The bank houses an IT team of more than 1,500. The Ukrainian bank’s model is informed in part by its Asian-Pacific neighbours.
Around two years ago, a group on the bank’s executives travelled to China and met “strategists of major tech companies” in the region, the CEO explains.
At this point, the bank had built the first iteration of its mobile and online banking service Privat24. It sat on pre-existing software in the bank.
But after its China visit, the state-owned lender launched a new version based on new, “flexible” infrastructure and a new design.
Privat24
Today, Privat24 provides 147 different services. Designed like a marketplace, it resembles the ‘super app’ model of Asia Pacific players such as Grab.
Financial services include international transfers, ability to pay bills via the app, credit checks, car, home and cash loans, various insurance products, and business accounting tools.
Due to an agreement the bank made with Ukraine’s police, car owners using Privat24 can prove their insurance via the app, rather than through papers they keep in the glove box.
Google and Apple Pay can be accessed from within the app, something Privatbank’s CEO claims “wasn’t on the market before”.
Users can also order food, buy tickets for events, make a doctor’s appointment, and shop through the app.
“We have a well-functioning digital channel,” says Krumphanzl about Privat24. “The question now is how to make clients use it more.”
In 2018, the app had nine million Privat24 users – more than 20% of Ukraine’s population. The CEO says the bank is now the “biggest seller” of tickets in Ukraine, and that Privat24 has gained nearly two million new users since 2018.
The bank’s app has seen a “30% increase” in number of transactions during coronavirus, according to Krumphanzl. This is likely due to the bank’s message push that going to branches is dangerous.
“The future is biometric”
In February, Krumphanzl told KPMG that he thinks “the future is biometric”.

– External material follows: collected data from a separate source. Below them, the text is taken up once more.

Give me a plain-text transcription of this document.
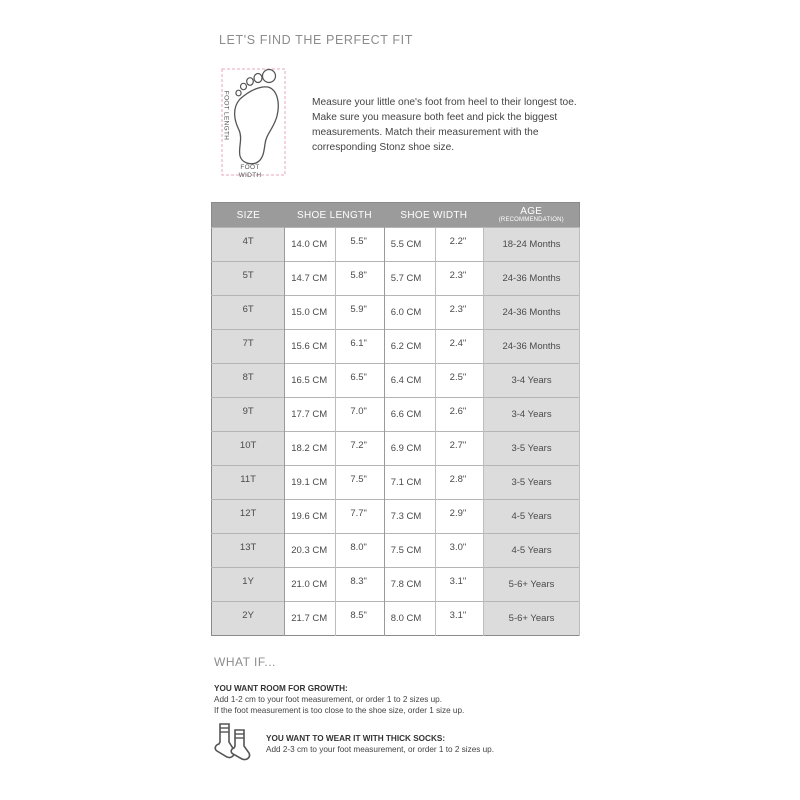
LET'S FIND THE PERFECT FIT
FOOT LENGTH
FOOT
WIDTH
Measure your little one's foot from heel to their longest toe. Make sure you measure both feet and pick the biggest measurements. Match their measurement with the corresponding Stonz shoe size.
SIZE	SHOE LENGTH		SHOE WIDTH		AGE
(RECOMMENDATION)

4T	14.0 CM	5.5"	5.5 CM	2.2"	18-24 Months
5T	14.7 CM	5.8"	5.7 CM	2.3"	24-36 Months
6T	15.0 CM	5.9"	6.0 CM	2.3"	24-36 Months
7T	15.6 CM	6.1"	6.2 CM	2.4"	24-36 Months
8T	16.5 CM	6.5"	6.4 CM	2.5"	3-4 Years
9T	17.7 CM	7.0"	6.6 CM	2.6"	3-4 Years
10T	18.2 CM	7.2"	6.9 CM	2.7"	3-5 Years
11T	19.1 CM	7.5"	7.1 CM	2.8"	3-5 Years
12T	19.6 CM	7.7"	7.3 CM	2.9"	4-5 Years
13T	20.3 CM	8.0"	7.5 CM	3.0"	4-5 Years
1Y	21.0 CM	8.3"	7.8 CM	3.1"	5-6+ Years
2Y	21.7 CM	8.5"	8.0 CM	3.1"	5-6+ Years
WHAT IF...
YOU WANT ROOM FOR GROWTH:
Add 1-2 cm to your foot measurement, or order 1 to 2 sizes up.
If the foot measurement is too close to the shoe size, order 1 size up.
YOU WANT TO WEAR IT WITH THICK SOCKS:
Add 2-3 cm to your foot measurement, or order 1 to 2 sizes up.
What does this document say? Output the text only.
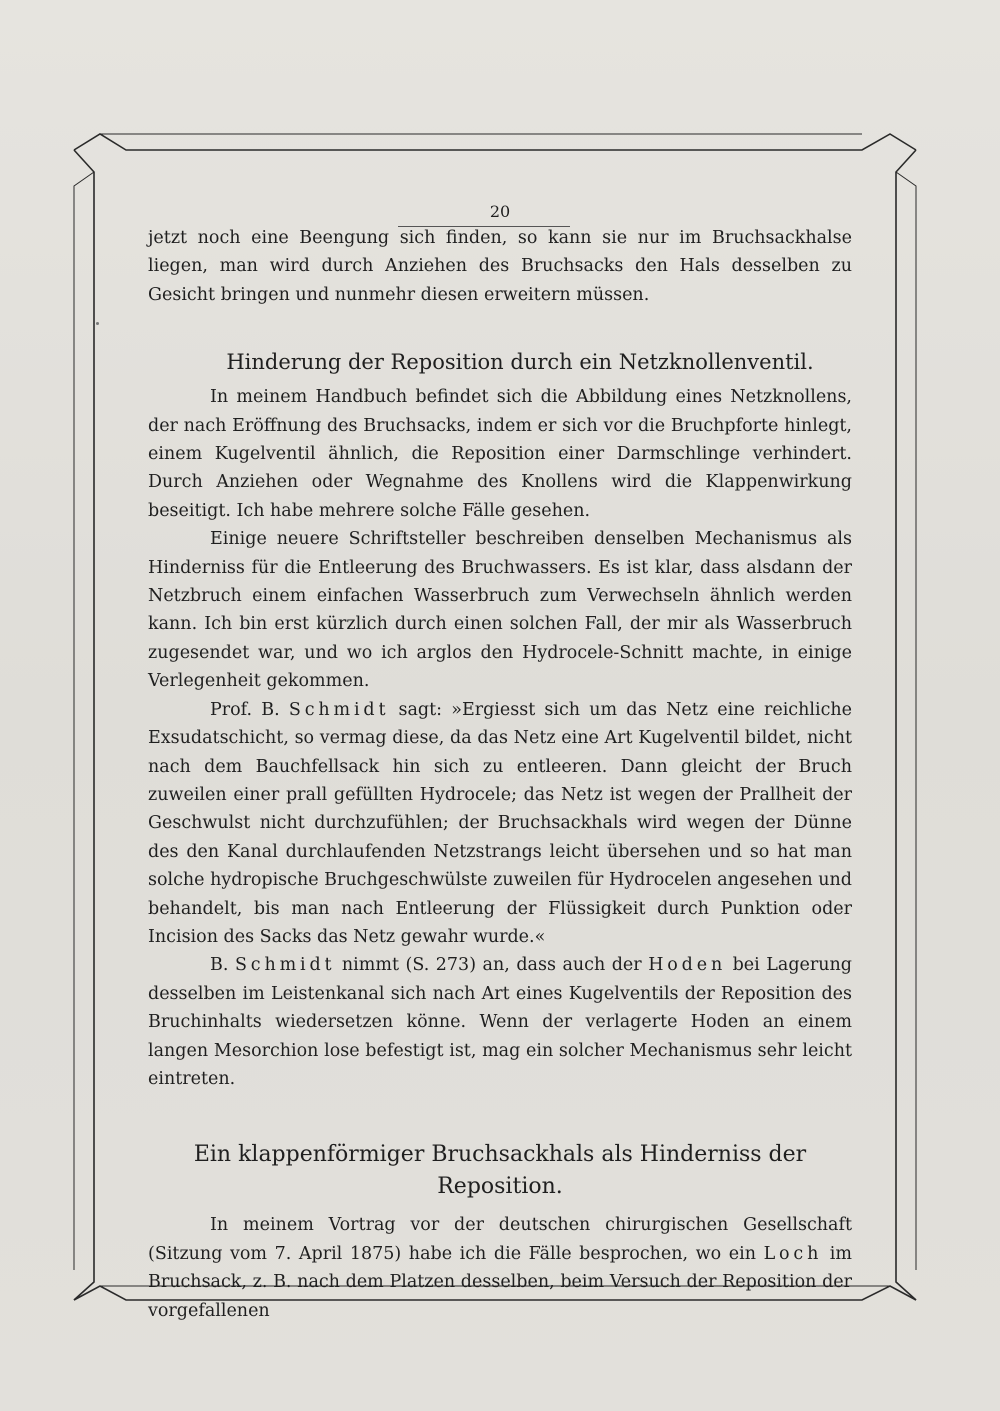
20

jetzt noch eine Beengung sich finden, so kann sie nur im Bruchsackhalse liegen, man wird durch Anziehen des Bruchsacks den Hals desselben zu Gesicht bringen und nunmehr diesen erweitern müssen.

Hinderung der Reposition durch ein Netzknollenventil.

In meinem Handbuch befindet sich die Abbildung eines Netzknollens, der nach Eröffnung des Bruchsacks, indem er sich vor die Bruchpforte hinlegt, einem Kugelventil ähnlich, die Reposition einer Darmschlinge verhindert. Durch Anziehen oder Wegnahme des Knollens wird die Klappenwirkung beseitigt. Ich habe mehrere solche Fälle gesehen.

Einige neuere Schriftsteller beschreiben denselben Mechanismus als Hinderniss für die Entleerung des Bruchwassers. Es ist klar, dass alsdann der Netzbruch einem einfachen Wasserbruch zum Verwechseln ähnlich werden kann. Ich bin erst kürzlich durch einen solchen Fall, der mir als Wasserbruch zugesendet war, und wo ich arglos den Hydrocele-Schnitt machte, in einige Verlegenheit gekommen.

Prof. B. Schmidt sagt: »Ergiesst sich um das Netz eine reichliche Exsudatschicht, so vermag diese, da das Netz eine Art Kugelventil bildet, nicht nach dem Bauchfellsack hin sich zu entleeren. Dann gleicht der Bruch zuweilen einer prall gefüllten Hydrocele; das Netz ist wegen der Prallheit der Geschwulst nicht durchzufühlen; der Bruchsackhals wird wegen der Dünne des den Kanal durchlaufenden Netzstrangs leicht übersehen und so hat man solche hydropische Bruchgeschwülste zuweilen für Hydrocelen angesehen und behandelt, bis man nach Entleerung der Flüssigkeit durch Punktion oder Incision des Sacks das Netz gewahr wurde.«

B. Schmidt nimmt (S. 273) an, dass auch der Hoden bei Lagerung desselben im Leistenkanal sich nach Art eines Kugelventils der Reposition des Bruchinhalts wiedersetzen könne. Wenn der verlagerte Hoden an einem langen Mesorchion lose befestigt ist, mag ein solcher Mechanismus sehr leicht eintreten.

Ein klappenförmiger Bruchsackhals als Hinderniss der Reposition.

In meinem Vortrag vor der deutschen chirurgischen Gesellschaft (Sitzung vom 7. April 1875) habe ich die Fälle besprochen, wo ein Loch im Bruchsack, z. B. nach dem Platzen desselben, beim Versuch der Reposition der vorgefallenen
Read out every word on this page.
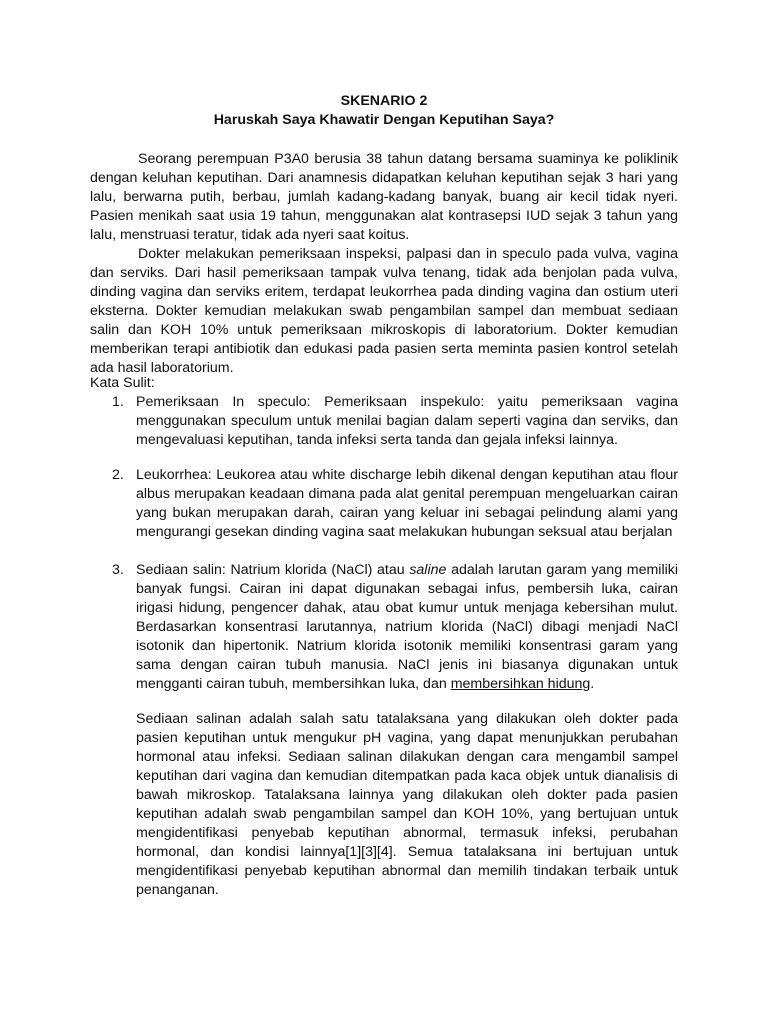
SKENARIO 2

Haruskah Saya Khawatir Dengan Keputihan Saya?

Seorang perempuan P3A0 berusia 38 tahun datang bersama suaminya ke poliklinik dengan keluhan keputihan. Dari anamnesis didapatkan keluhan keputihan sejak 3 hari yang lalu, berwarna putih, berbau, jumlah kadang-kadang banyak, buang air kecil tidak nyeri. Pasien menikah saat usia 19 tahun, menggunakan alat kontrasepsi IUD sejak 3 tahun yang lalu, menstruasi teratur, tidak ada nyeri saat koitus.

Dokter melakukan pemeriksaan inspeksi, palpasi dan in speculo pada vulva, vagina dan serviks. Dari hasil pemeriksaan tampak vulva tenang, tidak ada benjolan pada vulva, dinding vagina dan serviks eritem, terdapat leukorrhea pada dinding vagina dan ostium uteri eksterna. Dokter kemudian melakukan swab pengambilan sampel dan membuat sediaan salin dan KOH 10% untuk pemeriksaan mikroskopis di laboratorium. Dokter kemudian memberikan terapi antibiotik dan edukasi pada pasien serta meminta pasien kontrol setelah ada hasil laboratorium.

Kata Sulit:

1. Pemeriksaan In speculo: Pemeriksaan inspekulo: yaitu pemeriksaan vagina menggunakan speculum untuk menilai bagian dalam seperti vagina dan serviks, dan mengevaluasi keputihan, tanda infeksi serta tanda dan gejala infeksi lainnya.

2. Leukorrhea: Leukorea atau white discharge lebih dikenal dengan keputihan atau flour albus merupakan keadaan dimana pada alat genital perempuan mengeluarkan cairan yang bukan merupakan darah, cairan yang keluar ini sebagai pelindung alami yang mengurangi gesekan dinding vagina saat melakukan hubungan seksual atau berjalan

3. Sediaan salin: Natrium klorida (NaCl) atau saline adalah larutan garam yang memiliki banyak fungsi. Cairan ini dapat digunakan sebagai infus, pembersih luka, cairan irigasi hidung, pengencer dahak, atau obat kumur untuk menjaga kebersihan mulut. Berdasarkan konsentrasi larutannya, natrium klorida (NaCl) dibagi menjadi NaCl isotonik dan hipertonik. Natrium klorida isotonik memiliki konsentrasi garam yang sama dengan cairan tubuh manusia. NaCl jenis ini biasanya digunakan untuk mengganti cairan tubuh, membersihkan luka, dan membersihkan hidung.

Sediaan salinan adalah salah satu tatalaksana yang dilakukan oleh dokter pada pasien keputihan untuk mengukur pH vagina, yang dapat menunjukkan perubahan hormonal atau infeksi. Sediaan salinan dilakukan dengan cara mengambil sampel keputihan dari vagina dan kemudian ditempatkan pada kaca objek untuk dianalisis di bawah mikroskop. Tatalaksana lainnya yang dilakukan oleh dokter pada pasien keputihan adalah swab pengambilan sampel dan KOH 10%, yang bertujuan untuk mengidentifikasi penyebab keputihan abnormal, termasuk infeksi, perubahan hormonal, dan kondisi lainnya[1][3][4]. Semua tatalaksana ini bertujuan untuk mengidentifikasi penyebab keputihan abnormal dan memilih tindakan terbaik untuk penanganan.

Asked what this looks like at Privatbank, the CEO reveals that the bank is working with three retail networks to provide them with biometric infrastructure.
“We understand that in a few years, people won’t want to use computers and mobiles for everything,” says Krumphanzl.
The retailers are using bank-provided tablet software to allow shoppers to pay using their face. The partnerships are currently in “pilot” mode, with the bank still “verifying if clients like it”.
“We call it pilot but it is fully operational,” the CEO explains, “we just don’t use it on a mass scale”.
The bank is also working on biometric software for ATMs. It’s looking at the potential for face, fingerprint or voice analysis to transact.